Battery: 620mAh internal battery, rechargeable, non-user removable. Claimed talk time: 2.5 hours and claimed standby time is 15 days. 820mAh extended wallet battery included. Up to 6.3 hours claimed talk time with both batteries.
Performance: Intel
XScale PXA 255 400 MHz processor. 64 MB built-in RAM
(55 megs available). 32 MB Flash ROM with 2.85 megs
available in File Store for your use.
Size: 44.07 x 1.73 x 0.37 inches. Weight: 2.57 ounces.
Phone: Dual-band CDMA supports 800/1900 MHz, EVDO and 1x for data.
Camera: 1.3 megapixel camera, CMOS, 2x zoom (5 levels). Can record video with audio in 3g2 format.
Audio: Built-in speaker, mic and Samsung Proprietary stereo headset jack. 3.5mm standard stereo jack adapter in the box. Music Player included. Supports polyphonic and MP3 ringtones.
Networking: Bluetooth v1.6. Supports Basic Printing Profile, Headset and Hands-Free Profiles, DUN (Dial-Up Network) Profile, OPP (for vCard, vNote push), FTP, A2DP (for stereo headset) and AVRCP.

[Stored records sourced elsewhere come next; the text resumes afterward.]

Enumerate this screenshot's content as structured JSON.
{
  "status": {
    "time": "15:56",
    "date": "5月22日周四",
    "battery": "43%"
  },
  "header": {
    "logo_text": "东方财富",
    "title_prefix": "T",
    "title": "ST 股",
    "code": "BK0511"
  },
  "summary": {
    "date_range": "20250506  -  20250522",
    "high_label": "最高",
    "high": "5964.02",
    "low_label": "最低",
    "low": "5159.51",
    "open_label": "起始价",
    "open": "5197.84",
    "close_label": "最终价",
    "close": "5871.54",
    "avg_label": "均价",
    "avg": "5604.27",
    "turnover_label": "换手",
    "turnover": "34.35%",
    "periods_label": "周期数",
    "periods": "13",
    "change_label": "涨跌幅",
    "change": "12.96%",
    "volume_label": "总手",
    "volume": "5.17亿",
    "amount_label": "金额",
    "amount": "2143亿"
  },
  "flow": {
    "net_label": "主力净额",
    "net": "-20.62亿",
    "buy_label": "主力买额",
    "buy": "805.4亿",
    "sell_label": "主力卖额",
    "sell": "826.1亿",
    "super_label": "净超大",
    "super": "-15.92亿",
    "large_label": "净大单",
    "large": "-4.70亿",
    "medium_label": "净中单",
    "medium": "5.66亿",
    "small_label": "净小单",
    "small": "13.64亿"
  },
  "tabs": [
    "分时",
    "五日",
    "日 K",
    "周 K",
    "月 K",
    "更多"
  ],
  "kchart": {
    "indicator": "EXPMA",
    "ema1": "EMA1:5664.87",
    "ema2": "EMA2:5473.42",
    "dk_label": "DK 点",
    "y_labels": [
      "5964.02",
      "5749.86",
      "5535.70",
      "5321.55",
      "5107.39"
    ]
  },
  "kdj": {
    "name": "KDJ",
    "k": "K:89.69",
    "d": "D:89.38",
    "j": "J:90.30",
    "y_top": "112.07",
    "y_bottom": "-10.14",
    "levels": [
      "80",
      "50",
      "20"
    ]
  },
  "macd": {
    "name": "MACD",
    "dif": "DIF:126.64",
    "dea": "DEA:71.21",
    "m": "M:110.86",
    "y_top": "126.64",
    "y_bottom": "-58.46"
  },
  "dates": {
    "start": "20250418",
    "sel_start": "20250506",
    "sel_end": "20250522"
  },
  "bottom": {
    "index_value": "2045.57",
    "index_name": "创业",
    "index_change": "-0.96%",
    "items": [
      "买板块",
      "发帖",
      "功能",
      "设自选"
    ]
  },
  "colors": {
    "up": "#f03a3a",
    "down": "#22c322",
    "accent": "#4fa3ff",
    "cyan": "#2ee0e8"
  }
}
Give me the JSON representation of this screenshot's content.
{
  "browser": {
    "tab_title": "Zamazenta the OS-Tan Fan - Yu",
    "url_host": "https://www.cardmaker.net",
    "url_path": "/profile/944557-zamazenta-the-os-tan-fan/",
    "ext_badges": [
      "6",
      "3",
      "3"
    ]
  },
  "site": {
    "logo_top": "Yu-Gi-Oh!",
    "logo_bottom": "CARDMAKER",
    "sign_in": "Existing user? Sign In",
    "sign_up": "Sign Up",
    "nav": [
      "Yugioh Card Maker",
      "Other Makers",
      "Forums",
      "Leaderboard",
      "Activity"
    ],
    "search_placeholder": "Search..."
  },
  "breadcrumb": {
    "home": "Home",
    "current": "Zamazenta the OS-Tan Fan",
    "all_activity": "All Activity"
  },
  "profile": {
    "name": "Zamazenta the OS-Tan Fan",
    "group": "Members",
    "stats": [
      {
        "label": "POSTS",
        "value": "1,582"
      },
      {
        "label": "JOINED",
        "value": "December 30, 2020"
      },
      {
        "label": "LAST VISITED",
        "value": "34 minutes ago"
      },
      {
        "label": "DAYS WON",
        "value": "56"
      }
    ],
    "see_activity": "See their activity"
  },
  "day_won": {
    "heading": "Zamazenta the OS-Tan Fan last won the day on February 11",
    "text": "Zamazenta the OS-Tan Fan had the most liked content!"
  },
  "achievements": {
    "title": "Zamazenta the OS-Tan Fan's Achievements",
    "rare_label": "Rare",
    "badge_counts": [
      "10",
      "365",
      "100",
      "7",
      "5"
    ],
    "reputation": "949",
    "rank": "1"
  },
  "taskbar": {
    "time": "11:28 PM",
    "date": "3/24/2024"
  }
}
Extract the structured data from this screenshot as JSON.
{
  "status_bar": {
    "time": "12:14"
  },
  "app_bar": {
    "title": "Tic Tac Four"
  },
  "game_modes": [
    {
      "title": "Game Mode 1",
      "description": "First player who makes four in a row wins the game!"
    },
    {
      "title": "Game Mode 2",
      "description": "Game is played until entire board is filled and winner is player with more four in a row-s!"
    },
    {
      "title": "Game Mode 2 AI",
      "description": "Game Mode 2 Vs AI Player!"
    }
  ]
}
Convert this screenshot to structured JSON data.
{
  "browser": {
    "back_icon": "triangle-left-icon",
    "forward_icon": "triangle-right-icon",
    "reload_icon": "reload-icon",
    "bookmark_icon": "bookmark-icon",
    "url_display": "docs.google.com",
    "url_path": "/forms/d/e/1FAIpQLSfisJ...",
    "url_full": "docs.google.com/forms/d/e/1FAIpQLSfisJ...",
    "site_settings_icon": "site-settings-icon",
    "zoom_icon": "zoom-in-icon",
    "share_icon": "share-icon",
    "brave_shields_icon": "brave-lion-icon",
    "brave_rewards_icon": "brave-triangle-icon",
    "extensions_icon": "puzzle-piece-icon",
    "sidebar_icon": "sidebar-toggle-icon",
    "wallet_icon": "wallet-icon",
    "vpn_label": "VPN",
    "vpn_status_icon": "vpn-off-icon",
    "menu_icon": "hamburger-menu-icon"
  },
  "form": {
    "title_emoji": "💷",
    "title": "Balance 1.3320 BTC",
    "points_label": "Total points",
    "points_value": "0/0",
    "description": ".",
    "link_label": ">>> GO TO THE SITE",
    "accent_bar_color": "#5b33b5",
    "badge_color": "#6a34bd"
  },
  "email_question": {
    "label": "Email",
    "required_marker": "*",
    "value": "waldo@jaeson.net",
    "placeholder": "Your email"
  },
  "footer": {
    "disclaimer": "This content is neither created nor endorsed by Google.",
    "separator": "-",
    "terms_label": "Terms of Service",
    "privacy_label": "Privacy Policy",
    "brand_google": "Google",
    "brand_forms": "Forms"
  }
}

Software: Sprint’s icon-based menu. Obigo web browser, Contacts (up to 500 entries), Planner, memo, alarm clock, world clock included. VoiceSignal’s voice command software, media player, Sprint TV, Handmark’s Pocket Express (On Demand). Desktop music syncing software included for PC.
Expansion: 1 microSD memory card slot. A 64 MB SanDisk microSD card included.
In the Box: The phone, extended battery wallet, wall charger, 64MB microSD card and adapter, 3.5mm headset adapter with mic, USB cable, Sprint Music Manager desktop software CD, printed Quick Tips and User Manual.